An investigation by the firm RedAccess has found more than 5,000 applications created with tools vibe coding which practically lack authentication. Anyone who stumbles upon its URL can enter. Of those 5,000, 2,000 appeared to contain private data upon inspection.
The finding covers apps generated with Lovable, Replit, Base44 and Netlify, four of the platforms that have most popularized describing a program with words and letting a LLM write it.
Why is it important. The promise of vibe coding is that anyone, without knowing how to program, can build software. The catch is that this same “anyone” also doesn’t know what questions to ask an application before releasing it on the Internet.
The result is a new category of breaches caused not by careless employees or advanced attackers, but by people who have thrown together an internal tool in an afternoon without going through anyone on the security team.
In detail. Researchers have located these applications by doing normal searches on Google and Bing, combining the domains of each platform with generic terms. Nothing of hacking: It’s more like reverse engineering a search engine.
What appeared behind those URLs included hospital quadrants with doctor data, company strategy presentations, complete records of chatbot conversations with customers (with names and telephone numbers), and freight books from transport companies. In some cases, access even allowed them to gain administrator privileges and expel others.
Between the lines. The platforms involved have responded with the predictable argument: it is the user’s fault. Replit remembers that its apps can be marked as private with one click. Base44 maintains that its access controls are robust and that disabling them is a conscious decision. Lovable points out that its role is to provide tools, not configure them for anyone.

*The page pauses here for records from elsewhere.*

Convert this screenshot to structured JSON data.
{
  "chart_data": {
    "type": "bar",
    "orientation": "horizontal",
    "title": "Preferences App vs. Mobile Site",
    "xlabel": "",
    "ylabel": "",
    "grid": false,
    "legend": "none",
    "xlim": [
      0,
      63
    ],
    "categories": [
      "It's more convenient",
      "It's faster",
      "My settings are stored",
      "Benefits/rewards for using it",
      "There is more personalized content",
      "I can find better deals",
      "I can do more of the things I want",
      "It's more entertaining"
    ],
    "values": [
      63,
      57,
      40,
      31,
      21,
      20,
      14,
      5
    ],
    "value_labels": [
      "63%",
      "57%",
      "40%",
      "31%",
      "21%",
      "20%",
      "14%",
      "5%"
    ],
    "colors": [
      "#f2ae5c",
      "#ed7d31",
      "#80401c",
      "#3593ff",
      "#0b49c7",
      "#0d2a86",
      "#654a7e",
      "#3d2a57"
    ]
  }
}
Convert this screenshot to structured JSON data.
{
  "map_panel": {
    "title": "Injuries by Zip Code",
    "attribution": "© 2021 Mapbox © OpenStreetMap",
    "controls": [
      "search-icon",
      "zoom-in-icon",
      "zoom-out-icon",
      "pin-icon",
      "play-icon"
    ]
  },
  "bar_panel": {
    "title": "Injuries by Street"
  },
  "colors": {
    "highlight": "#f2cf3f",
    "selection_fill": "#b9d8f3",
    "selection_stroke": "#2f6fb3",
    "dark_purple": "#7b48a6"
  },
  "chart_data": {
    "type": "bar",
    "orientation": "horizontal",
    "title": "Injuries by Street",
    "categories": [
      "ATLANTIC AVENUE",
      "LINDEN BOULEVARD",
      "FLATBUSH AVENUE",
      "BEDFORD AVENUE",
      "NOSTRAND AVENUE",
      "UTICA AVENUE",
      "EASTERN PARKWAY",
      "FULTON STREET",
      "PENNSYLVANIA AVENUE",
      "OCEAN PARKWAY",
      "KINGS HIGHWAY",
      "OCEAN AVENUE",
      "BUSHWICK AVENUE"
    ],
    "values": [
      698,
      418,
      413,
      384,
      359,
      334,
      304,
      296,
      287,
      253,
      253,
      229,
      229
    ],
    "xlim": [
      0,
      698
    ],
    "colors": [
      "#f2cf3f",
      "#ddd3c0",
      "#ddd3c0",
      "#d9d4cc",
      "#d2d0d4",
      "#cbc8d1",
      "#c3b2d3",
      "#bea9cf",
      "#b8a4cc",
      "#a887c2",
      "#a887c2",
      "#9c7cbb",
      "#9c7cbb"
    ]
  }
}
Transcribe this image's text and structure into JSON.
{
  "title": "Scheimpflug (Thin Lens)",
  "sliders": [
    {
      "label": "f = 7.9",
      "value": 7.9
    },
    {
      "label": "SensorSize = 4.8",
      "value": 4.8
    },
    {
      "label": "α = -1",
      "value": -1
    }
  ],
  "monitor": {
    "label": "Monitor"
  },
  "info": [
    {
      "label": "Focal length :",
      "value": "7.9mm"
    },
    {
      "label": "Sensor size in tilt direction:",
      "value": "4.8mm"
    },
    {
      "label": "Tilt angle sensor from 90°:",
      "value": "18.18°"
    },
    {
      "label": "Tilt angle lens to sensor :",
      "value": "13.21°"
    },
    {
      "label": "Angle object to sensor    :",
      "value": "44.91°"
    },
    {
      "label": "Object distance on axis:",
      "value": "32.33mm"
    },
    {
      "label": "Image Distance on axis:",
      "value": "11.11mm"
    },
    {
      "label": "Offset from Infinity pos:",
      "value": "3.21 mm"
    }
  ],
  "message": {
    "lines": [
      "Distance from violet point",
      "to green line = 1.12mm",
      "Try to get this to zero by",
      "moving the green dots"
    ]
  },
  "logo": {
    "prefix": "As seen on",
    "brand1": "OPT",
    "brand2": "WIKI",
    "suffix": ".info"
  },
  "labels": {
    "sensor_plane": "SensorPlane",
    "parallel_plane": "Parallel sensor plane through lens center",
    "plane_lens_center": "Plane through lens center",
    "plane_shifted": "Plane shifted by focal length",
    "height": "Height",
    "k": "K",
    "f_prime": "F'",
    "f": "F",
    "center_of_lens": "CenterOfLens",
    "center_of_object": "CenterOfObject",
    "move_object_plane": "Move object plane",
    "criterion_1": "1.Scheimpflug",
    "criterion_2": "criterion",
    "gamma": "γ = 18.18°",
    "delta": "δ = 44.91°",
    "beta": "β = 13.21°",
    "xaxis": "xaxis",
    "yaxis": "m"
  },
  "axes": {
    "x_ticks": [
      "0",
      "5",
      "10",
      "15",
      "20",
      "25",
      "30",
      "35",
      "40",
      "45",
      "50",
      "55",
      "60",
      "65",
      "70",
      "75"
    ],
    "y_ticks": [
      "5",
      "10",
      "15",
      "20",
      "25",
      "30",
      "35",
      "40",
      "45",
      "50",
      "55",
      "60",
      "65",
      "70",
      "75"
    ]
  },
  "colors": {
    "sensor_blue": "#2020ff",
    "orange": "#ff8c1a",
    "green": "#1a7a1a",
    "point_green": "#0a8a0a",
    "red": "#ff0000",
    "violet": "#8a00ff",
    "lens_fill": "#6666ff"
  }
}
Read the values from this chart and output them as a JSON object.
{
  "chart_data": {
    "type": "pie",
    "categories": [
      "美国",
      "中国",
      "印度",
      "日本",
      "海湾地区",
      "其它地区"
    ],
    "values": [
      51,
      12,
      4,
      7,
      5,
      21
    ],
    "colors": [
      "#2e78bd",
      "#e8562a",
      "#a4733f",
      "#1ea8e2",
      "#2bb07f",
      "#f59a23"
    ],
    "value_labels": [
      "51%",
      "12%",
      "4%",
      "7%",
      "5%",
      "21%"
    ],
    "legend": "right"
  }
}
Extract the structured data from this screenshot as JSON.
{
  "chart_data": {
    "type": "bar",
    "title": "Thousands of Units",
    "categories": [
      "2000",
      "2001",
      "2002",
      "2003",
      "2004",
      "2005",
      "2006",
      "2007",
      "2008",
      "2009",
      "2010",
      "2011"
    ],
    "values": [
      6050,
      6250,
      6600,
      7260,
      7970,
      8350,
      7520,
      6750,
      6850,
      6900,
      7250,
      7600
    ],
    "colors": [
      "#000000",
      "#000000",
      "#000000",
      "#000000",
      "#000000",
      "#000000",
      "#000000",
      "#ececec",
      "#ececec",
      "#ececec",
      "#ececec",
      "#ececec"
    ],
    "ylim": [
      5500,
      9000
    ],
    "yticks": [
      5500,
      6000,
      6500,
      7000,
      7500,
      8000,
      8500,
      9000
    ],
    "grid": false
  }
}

It is a valid argument and, above all, comfortable. It is also the same one that Amazon used with the buckets Misconfigured S3 leaking Verizon data or from WWE: the setting was there, but the user didn’t find it.
The context. He vibe coding takes an old problem to a new level. Every time a layer of abstraction has democratized a craft (like spreadsheets, the wrappers of AI or web templates), the newly arrived group has arrived without the baggage of good practices that the previous one had.
What changes now is the speed. Someone from a non-technical department can create a tool in two minutes and upload it to production without it going through IT.
Yes, but. The AI models that generate the code are not neutral agents. They do what is asked of them, no more, no less. If no one tells them “protect this in X way and implement Y,” they won’t do it. Security by default is still not a learned behavior in most of these tools, and that is a design decision of the platforms, not the end user.
The consequence is foreseeable. There are going to be many more leaks like the ones RedAccess has caught before the industry internalizes that a “publish” button should not coexist with a privacy setting hidden three menus below.